RTW Charleston adds shoes to its collections of stylish apparel



True style is enduring. That is a rule Janyce McMenamin of RTW Charleston knows well.

This fall McMenamin is celebrating one of the biggest landmarks her store has seen in its 39 years on King Street. Launching a new second-story shoe department, McMenamin is adding footwear to RTW’s already extensive collection of high-end designer fashion.

“My intention is not to be a shoe store,” says McMenamin. “This change follows the outline of our clothes. People always go, ‘I love this outfit. What shoes do I wear?’ We want to complete their thoughts on that.”

With shoes on the second floor, RTW can deliver ready-to-wear looks down to the very soles. Some footwear will come from designers that RTW customers are already familiar with—Lanvin, The Row, Dries Van Noten—so you can pair Lanvin shoes with that new Lanvin dress. Some designers are household names, like Manolo Blahnik. But McMenamin has an eye and a soft spot for the eccentric, too. She’s curated a careful selection of independent designers, some third- and fourth-generation handmade lines from France and Italy.

“My selection goes from sneakers to Manolo Blahniks, but they are selected with the same fashion-forward eye,” McMenamin says. “I want them to be comfortable and I like them to have a statement. When you take them off, I want you to say, ‘Those were so fun to wear!’”

A model sporting velvet sneakers and a patterned sequin skirt posed for an RTW photo shoot the day I spoke with McMenamin, who was orchestrating the scene with her standard poodles—a mainstay at RTW—by her side.

“It might sound bizarre,” she admits of the nonstandard looks she creates. “But when you see it, it is gorgeous … not for everyone maybe, but beautiful.”

RTW is not concerned with following trends in fashion. McMenamin, along with her team of four personal stylists, excels at helping women create their own customized fashion. Now, even second-and-thirdgeneration returning customers entrust her with curating their personal style.


“It’s all part of you defining how you dress,” says McMenamin. “Everything you wear gives a certain speech about who you are. We like to help the client feel 100 percent at ease with what they’re wearing. … It is more about defining the client as opposed to defining a trend.”

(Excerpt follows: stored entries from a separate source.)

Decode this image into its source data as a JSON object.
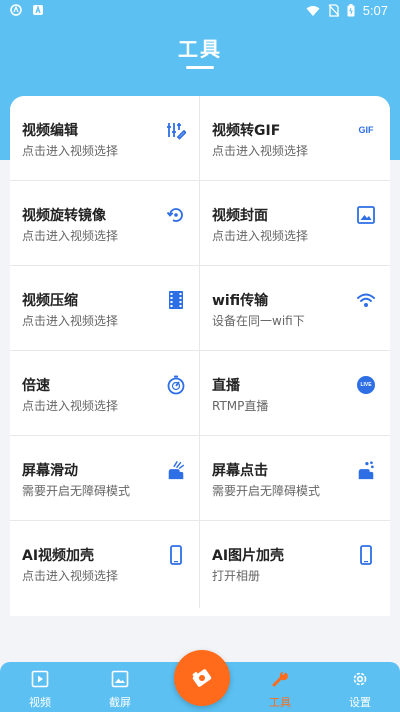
{
  "status": {
    "time": "5:07"
  },
  "header": {
    "title": "工具"
  },
  "tools": [
    {
      "title": "视频编辑",
      "subtitle": "点击进入视频选择",
      "icon": "edit-sliders-icon"
    },
    {
      "title": "视频转GIF",
      "subtitle": "点击进入视频选择",
      "icon": "gif-icon",
      "icon_text": "GIF"
    },
    {
      "title": "视频旋转镜像",
      "subtitle": "点击进入视频选择",
      "icon": "rotate-icon"
    },
    {
      "title": "视频封面",
      "subtitle": "点击进入视频选择",
      "icon": "image-icon"
    },
    {
      "title": "视频压缩",
      "subtitle": "点击进入视频选择",
      "icon": "film-icon"
    },
    {
      "title": "wifi传输",
      "subtitle": "设备在同一wifi下",
      "icon": "wifi-icon"
    },
    {
      "title": "倍速",
      "subtitle": "点击进入视频选择",
      "icon": "timer-icon"
    },
    {
      "title": "直播",
      "subtitle": "RTMP直播",
      "icon": "live-icon",
      "icon_text": "LIVE"
    },
    {
      "title": "屏幕滑动",
      "subtitle": "需要开启无障碍模式",
      "icon": "swipe-hand-icon"
    },
    {
      "title": "屏幕点击",
      "subtitle": "需要开启无障碍模式",
      "icon": "tap-hand-icon"
    },
    {
      "title": "AI视频加壳",
      "subtitle": "点击进入视频选择",
      "icon": "phone-icon"
    },
    {
      "title": "AI图片加壳",
      "subtitle": "打开相册",
      "icon": "phone-icon"
    }
  ],
  "nav": {
    "items": [
      {
        "label": "视频",
        "icon": "video-icon"
      },
      {
        "label": "截屏",
        "icon": "screenshot-icon"
      },
      {
        "label": "工具",
        "icon": "wrench-icon",
        "active": true
      },
      {
        "label": "设置",
        "icon": "gear-icon"
      }
    ],
    "fab_icon": "record-icon"
  },
  "colors": {
    "primary": "#5cc0f2",
    "accent": "#ff6b1a",
    "icon_blue": "#2f6fe6"
  }
}
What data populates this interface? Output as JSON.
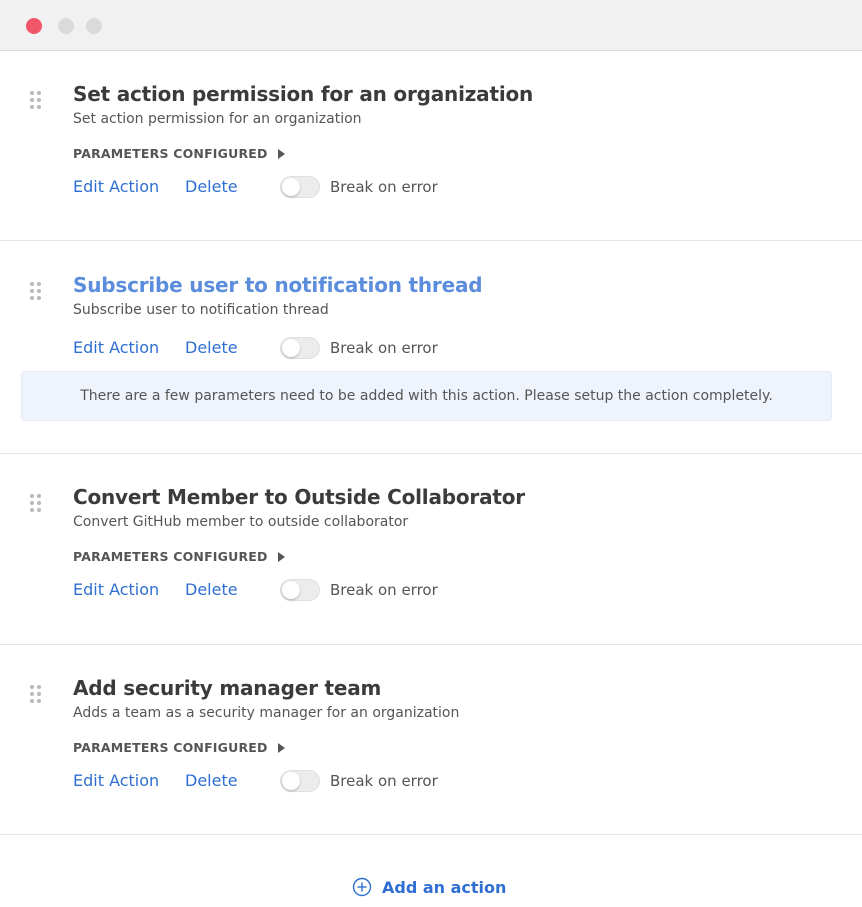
{
  "window": {
    "controls": [
      "close",
      "minimize",
      "maximize"
    ],
    "colors": {
      "close": "#f2566b",
      "inactive": "#dadada"
    }
  },
  "actions": [
    {
      "title": "Set action permission for an organization",
      "description": "Set action permission for an organization",
      "params_label": "PARAMETERS CONFIGURED",
      "edit_label": "Edit Action",
      "delete_label": "Delete",
      "toggle_label": "Break on error",
      "break_on_error": false
    },
    {
      "title": "Subscribe user to notification thread",
      "description": "Subscribe user to notification thread",
      "edit_label": "Edit Action",
      "delete_label": "Delete",
      "toggle_label": "Break on error",
      "break_on_error": false,
      "notice": "There are a few parameters need to be added with this action. Please setup the action completely."
    },
    {
      "title": "Convert Member to Outside Collaborator",
      "description": "Convert GitHub member to outside collaborator",
      "params_label": "PARAMETERS CONFIGURED",
      "edit_label": "Edit Action",
      "delete_label": "Delete",
      "toggle_label": "Break on error",
      "break_on_error": false
    },
    {
      "title": "Add security manager team",
      "description": "Adds a team as a security manager for an organization",
      "params_label": "PARAMETERS CONFIGURED",
      "edit_label": "Edit Action",
      "delete_label": "Delete",
      "toggle_label": "Break on error",
      "break_on_error": false
    }
  ],
  "footer": {
    "add_action_label": "Add an action",
    "add_action_icon": "plus-circle-icon"
  },
  "colors": {
    "link": "#2f6fd3",
    "highlight_title": "#5b8ddc",
    "notice_bg": "#eef3fc"
  }
}
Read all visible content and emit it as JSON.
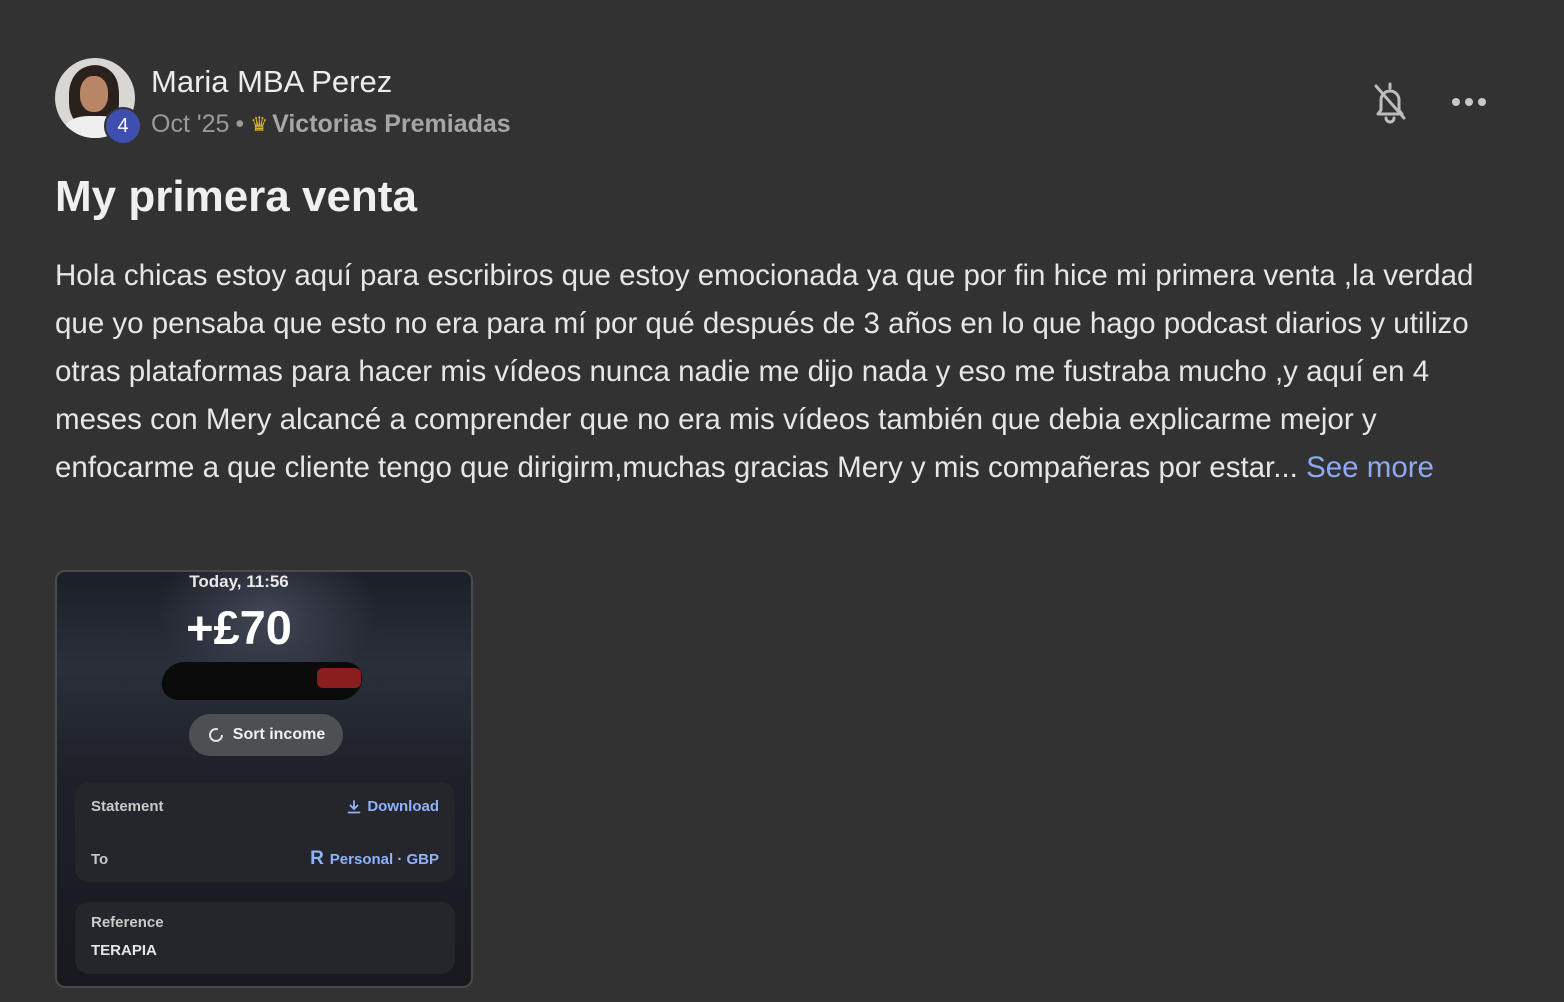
{
  "post": {
    "author": "Maria MBA Perez",
    "level": "4",
    "date": "Oct '25",
    "separator": "•",
    "category": "Victorias Premiadas",
    "category_icon": "crown-icon",
    "title": "My primera venta",
    "body": "Hola chicas estoy aquí para escribiros que estoy emocionada ya que por fin hice mi primera venta ,la verdad que yo pensaba que esto no era para mí por qué después de 3 años en lo que hago podcast diarios y utilizo otras plataformas para hacer mis vídeos nunca nadie me dijo nada y eso me fustraba mucho ,y aquí en 4 meses con Mery alcancé a comprender que no era mis vídeos también que debia explicarme mejor y enfocarme a que cliente tengo que dirigirm,muchas gracias Mery y mis compañeras por estar...",
    "see_more": "See more"
  },
  "header_actions": {
    "mute_icon": "bell-off-icon",
    "more_icon": "more-horizontal-icon"
  },
  "attachment": {
    "time": "Today, 11:56",
    "amount": "+£70",
    "sort_button": "Sort income",
    "statement_label": "Statement",
    "download_label": "Download",
    "to_label": "To",
    "to_value": "Personal · GBP",
    "reference_label": "Reference",
    "reference_value": "TERAPIA"
  },
  "colors": {
    "background": "#323232",
    "link": "#8fa8f2",
    "badge": "#3f4fb0"
  }
}
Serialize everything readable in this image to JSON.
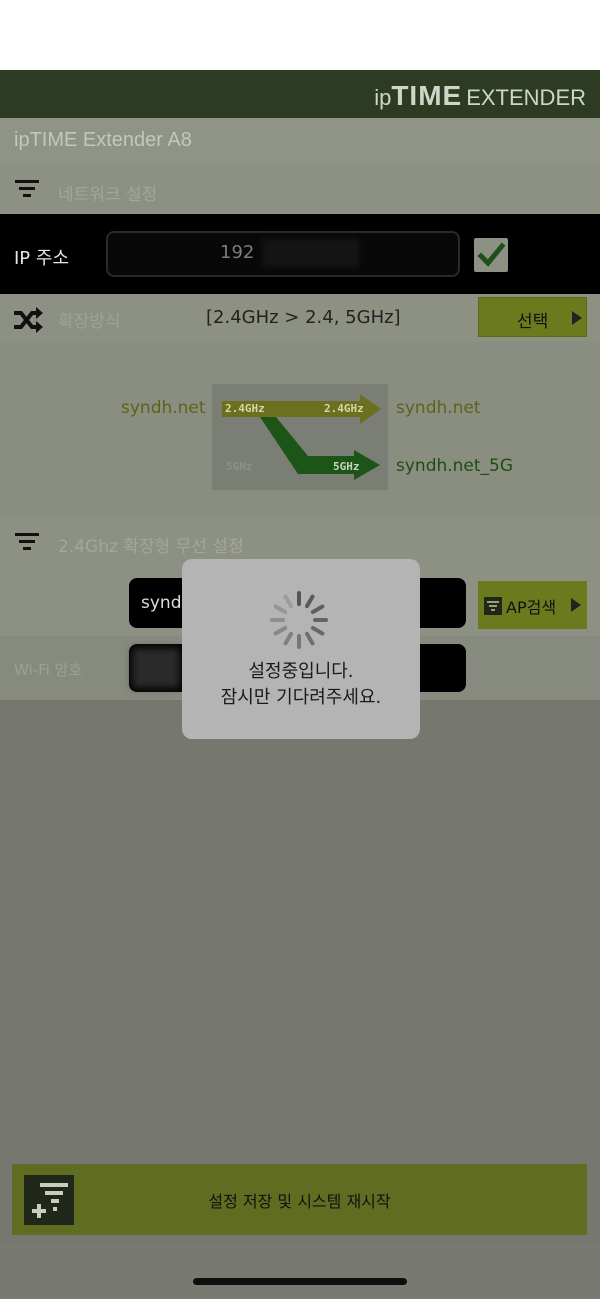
{
  "brand": {
    "ip": "ip",
    "time": "TIME",
    "extender": "EXTENDER"
  },
  "title": "ipTIME Extender A8",
  "network_section": {
    "label": "네트워크 설정"
  },
  "ip": {
    "label": "IP 주소",
    "value": "192",
    "checked": true
  },
  "extension": {
    "label": "확장방식",
    "value": "[2.4GHz > 2.4, 5GHz]",
    "select_label": "선택"
  },
  "diagram": {
    "ssid_source": "syndh.net",
    "ssid_24": "syndh.net",
    "ssid_5": "syndh.net_5G",
    "tag_in": "2.4GHz",
    "tag_out24": "2.4GHz",
    "tag_5_left": "5GHz",
    "tag_5_right": "5GHz"
  },
  "wireless_section": {
    "label": "2.4Ghz 확장형 무선 설정"
  },
  "ssid": {
    "value": "synd",
    "ap_search_label": "AP검색"
  },
  "wifi_password": {
    "label": "Wi-Fi 암호"
  },
  "save_button": {
    "label": "설정 저장 및 시스템 재시작"
  },
  "loading": {
    "line1": "설정중입니다.",
    "line2": "잠시만 기다려주세요."
  },
  "colors": {
    "accent_green": "#6b7a1d",
    "header_bg": "#2d3b23",
    "ssid_5g": "#1c4e12"
  }
}
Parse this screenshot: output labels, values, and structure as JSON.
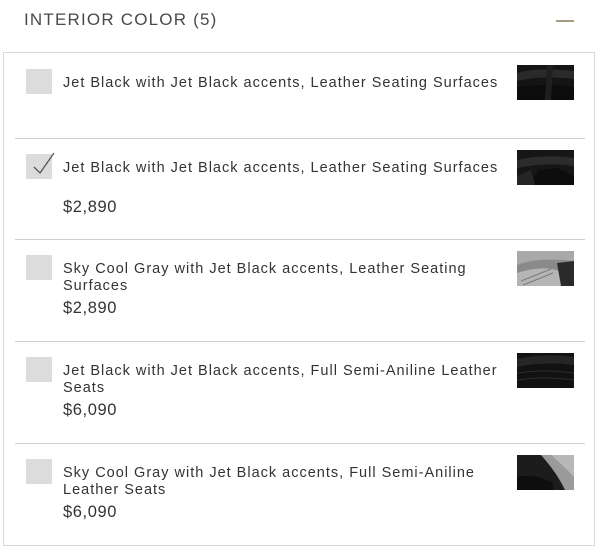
{
  "section": {
    "title": "INTERIOR COLOR (5)"
  },
  "options": [
    {
      "label": "Jet Black with Jet Black accents, Leather Seating Surfaces",
      "price": "",
      "selected": false,
      "swatch": "jet-black-leather-swatch"
    },
    {
      "label": "Jet Black with Jet Black accents, Leather Seating Surfaces",
      "price": "$2,890",
      "selected": true,
      "swatch": "jet-black-leather-swatch"
    },
    {
      "label": "Sky Cool Gray with Jet Black accents, Leather Seating Surfaces",
      "price": "$2,890",
      "selected": false,
      "swatch": "sky-cool-gray-leather-swatch"
    },
    {
      "label": "Jet Black with Jet Black accents, Full Semi-Aniline Leather Seats",
      "price": "$6,090",
      "selected": false,
      "swatch": "jet-black-semi-aniline-swatch"
    },
    {
      "label": "Sky Cool Gray with Jet Black accents, Full Semi-Aniline Leather Seats",
      "price": "$6,090",
      "selected": false,
      "swatch": "sky-cool-gray-semi-aniline-swatch"
    }
  ],
  "colors": {
    "accent": "#a69c7e",
    "checkbox": "#dcdcdc",
    "divider": "#cfcfcf"
  }
}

Traditionalists shopping RTW will appreciate staples like the taupe loafers McMenamin chose from The Row, Ashley and Mary-Kate Olsen’s two-time CFDA award-winning womenswear line. For bohemian looks there are casual heels, like a pair of suede Chloé wedges. Eveningwear finds its perfect match in Manolo Blahniks—one midnight blue silk pair is particularly stunning. And McMenamin never ceases to surprise with picks like a mandarin orange pair of Calvin Klein stilettos.

“It’s not just something I’d point to on page 37 of Vogue and say, ‘You should look like that,’” says McMenamin of RTW’s commitment to individuality. “Maybe you could. But is that who you are?”

Who are you? That’s a question McMenamin feels passionately about.

“Nobody owns us. We are not on Amazon. I am very proud of the fact that we’re local and independent,” she says, and on a street that has seen countless trends come and go since RTW opened it’s doors in 1978. That makes RTW quite rare.

This fall McMenamin is taking a historic step by adding shoes to her time-tested shop. Nothing will change RTW’s standards, though. Each shoe will be chosen with the personalized attention RTW stylists have been delivering for decades. The designer trunk shows will continue. And the standard poodles that customers and their families have enjoyed for decades will still be there to welcome shoppers back. McMenamin says she won’t stop working until she stops loving it—and that won’t be any time soon.

“There is a difference between trend and style,” says McMenamin. At RTW, style is enduring.